Through 1941, Bari would also be landing supporting parts in ‘A’ pictures at Fox, usually enacting “the other woman.” The cinematic avalanche by which Lynn was consumed honed her skills as an actress and earned her a loyal fan following—and, in 1942, her studio promoted her to leading-lady assignments in ‘A’ films.

Lynn was on the brink of becoming a superstar in 1942. It was then, however, that her personal problems began to overwhelm her. Bari became agitated as she continued to struggle with her mother’s alcoholism and her disillusionment over her marriage to Walter Kane—whom she had to come to regard as a most unstable individual.

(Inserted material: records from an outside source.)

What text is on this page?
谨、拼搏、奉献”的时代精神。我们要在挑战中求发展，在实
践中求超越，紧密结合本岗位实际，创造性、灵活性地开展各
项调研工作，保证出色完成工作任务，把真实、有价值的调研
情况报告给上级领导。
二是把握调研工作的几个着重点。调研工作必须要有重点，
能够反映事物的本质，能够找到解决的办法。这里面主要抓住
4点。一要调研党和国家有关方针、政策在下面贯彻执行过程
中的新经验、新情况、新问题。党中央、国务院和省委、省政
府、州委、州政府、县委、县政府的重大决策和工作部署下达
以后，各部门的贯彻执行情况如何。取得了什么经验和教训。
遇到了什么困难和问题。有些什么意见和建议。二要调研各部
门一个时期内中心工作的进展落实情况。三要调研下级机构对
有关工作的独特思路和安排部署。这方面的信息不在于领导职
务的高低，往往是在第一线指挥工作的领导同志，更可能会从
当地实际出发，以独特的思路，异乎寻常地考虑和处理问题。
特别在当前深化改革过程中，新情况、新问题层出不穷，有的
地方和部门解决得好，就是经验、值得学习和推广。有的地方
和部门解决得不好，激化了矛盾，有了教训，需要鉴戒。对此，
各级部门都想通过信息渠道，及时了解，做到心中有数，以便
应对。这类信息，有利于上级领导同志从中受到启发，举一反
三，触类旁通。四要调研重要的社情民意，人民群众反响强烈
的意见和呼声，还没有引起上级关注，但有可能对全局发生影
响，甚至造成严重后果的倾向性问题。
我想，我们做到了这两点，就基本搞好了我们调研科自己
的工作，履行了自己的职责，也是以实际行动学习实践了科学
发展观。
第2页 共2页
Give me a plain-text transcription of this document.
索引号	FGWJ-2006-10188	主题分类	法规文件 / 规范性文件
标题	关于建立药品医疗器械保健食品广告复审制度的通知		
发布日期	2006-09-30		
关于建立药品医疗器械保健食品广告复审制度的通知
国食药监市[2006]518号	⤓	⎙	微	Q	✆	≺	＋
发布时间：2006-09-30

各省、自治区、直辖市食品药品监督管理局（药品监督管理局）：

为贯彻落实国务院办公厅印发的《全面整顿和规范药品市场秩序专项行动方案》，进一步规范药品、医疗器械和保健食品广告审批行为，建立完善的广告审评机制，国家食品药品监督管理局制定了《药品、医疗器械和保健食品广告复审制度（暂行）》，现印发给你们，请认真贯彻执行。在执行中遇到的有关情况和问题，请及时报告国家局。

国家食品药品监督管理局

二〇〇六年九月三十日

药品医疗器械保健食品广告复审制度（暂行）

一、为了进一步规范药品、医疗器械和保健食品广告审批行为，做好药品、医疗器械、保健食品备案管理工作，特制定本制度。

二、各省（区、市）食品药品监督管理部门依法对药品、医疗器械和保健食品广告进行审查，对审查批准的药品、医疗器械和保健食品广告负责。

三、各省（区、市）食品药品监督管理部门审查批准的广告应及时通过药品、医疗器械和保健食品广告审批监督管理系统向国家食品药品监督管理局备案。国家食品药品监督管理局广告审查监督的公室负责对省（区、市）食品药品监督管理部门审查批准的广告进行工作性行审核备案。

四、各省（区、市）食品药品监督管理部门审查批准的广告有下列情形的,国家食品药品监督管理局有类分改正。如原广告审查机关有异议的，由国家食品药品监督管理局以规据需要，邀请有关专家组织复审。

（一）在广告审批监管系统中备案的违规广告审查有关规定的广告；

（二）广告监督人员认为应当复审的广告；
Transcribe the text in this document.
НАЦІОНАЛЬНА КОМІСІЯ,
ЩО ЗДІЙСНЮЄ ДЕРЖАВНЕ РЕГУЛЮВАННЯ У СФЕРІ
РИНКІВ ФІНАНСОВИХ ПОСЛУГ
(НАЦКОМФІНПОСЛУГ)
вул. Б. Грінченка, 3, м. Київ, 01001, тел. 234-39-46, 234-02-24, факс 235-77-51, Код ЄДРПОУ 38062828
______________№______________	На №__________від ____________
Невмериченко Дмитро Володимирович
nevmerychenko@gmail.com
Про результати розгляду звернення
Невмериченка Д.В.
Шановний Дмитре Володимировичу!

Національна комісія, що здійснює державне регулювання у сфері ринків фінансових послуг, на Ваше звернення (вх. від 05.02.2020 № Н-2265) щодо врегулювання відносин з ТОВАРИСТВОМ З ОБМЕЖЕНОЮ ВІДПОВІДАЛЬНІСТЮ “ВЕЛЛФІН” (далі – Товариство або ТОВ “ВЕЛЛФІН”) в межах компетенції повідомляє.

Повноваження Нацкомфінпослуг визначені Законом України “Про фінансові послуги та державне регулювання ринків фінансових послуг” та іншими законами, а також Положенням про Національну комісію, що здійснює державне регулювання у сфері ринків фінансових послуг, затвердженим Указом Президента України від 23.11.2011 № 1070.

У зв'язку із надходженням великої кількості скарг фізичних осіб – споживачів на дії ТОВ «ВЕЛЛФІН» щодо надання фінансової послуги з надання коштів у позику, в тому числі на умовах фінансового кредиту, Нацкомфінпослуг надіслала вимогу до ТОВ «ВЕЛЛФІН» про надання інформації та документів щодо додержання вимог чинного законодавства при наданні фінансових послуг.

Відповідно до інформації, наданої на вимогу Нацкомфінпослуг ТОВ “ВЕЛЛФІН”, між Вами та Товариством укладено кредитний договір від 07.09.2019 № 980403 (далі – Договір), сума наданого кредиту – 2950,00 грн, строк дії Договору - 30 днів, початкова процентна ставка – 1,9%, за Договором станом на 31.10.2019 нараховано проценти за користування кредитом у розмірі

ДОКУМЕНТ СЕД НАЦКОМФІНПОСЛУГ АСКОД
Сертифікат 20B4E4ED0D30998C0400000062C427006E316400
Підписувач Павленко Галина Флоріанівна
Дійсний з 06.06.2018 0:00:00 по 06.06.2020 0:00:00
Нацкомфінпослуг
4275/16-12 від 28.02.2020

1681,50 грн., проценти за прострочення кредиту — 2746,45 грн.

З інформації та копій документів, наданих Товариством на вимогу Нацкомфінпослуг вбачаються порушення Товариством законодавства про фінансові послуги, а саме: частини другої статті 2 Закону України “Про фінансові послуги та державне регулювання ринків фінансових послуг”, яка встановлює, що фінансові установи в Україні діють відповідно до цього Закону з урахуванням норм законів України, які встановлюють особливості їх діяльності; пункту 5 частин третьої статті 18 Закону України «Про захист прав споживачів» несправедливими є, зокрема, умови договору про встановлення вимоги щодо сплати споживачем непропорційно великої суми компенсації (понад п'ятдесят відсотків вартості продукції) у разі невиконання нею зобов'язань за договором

Lynn’s situation deteriorated after she divorced Kane and wed the notorious Sid Luft, who eventually became Judy Garland’s third husband. Bari had looked to Luft to energize her career, but he soon proved to be her undoing at Fox.

Under unsettling circumstances, Lynn and Fox parted ways in 1947. Bari’s fourteen-year association with the studio had resulted in one of the most comprehensive acting careers in film history. Her credits for Fox were untold and she represented the best of what her company offered on the acting end. Beautiful, she was also attractive in that intangible way that spells screen charisma. Lynn’s assets were many, indeed, and she had what it took to become a major movie star. But she didn’t—and Foxy Lady reveals, in Bari’s own words, the many reasons behind her stalled career.

Lynn and Sid Luft’s marriage was a stormy one, coming to an end in 1951. Divorce, though, didn’t put a finish to Bari’s troubles with her ex. The two went on to do battle over child support and custody, their conflicts producing tabloid headlines throughout the 1950s.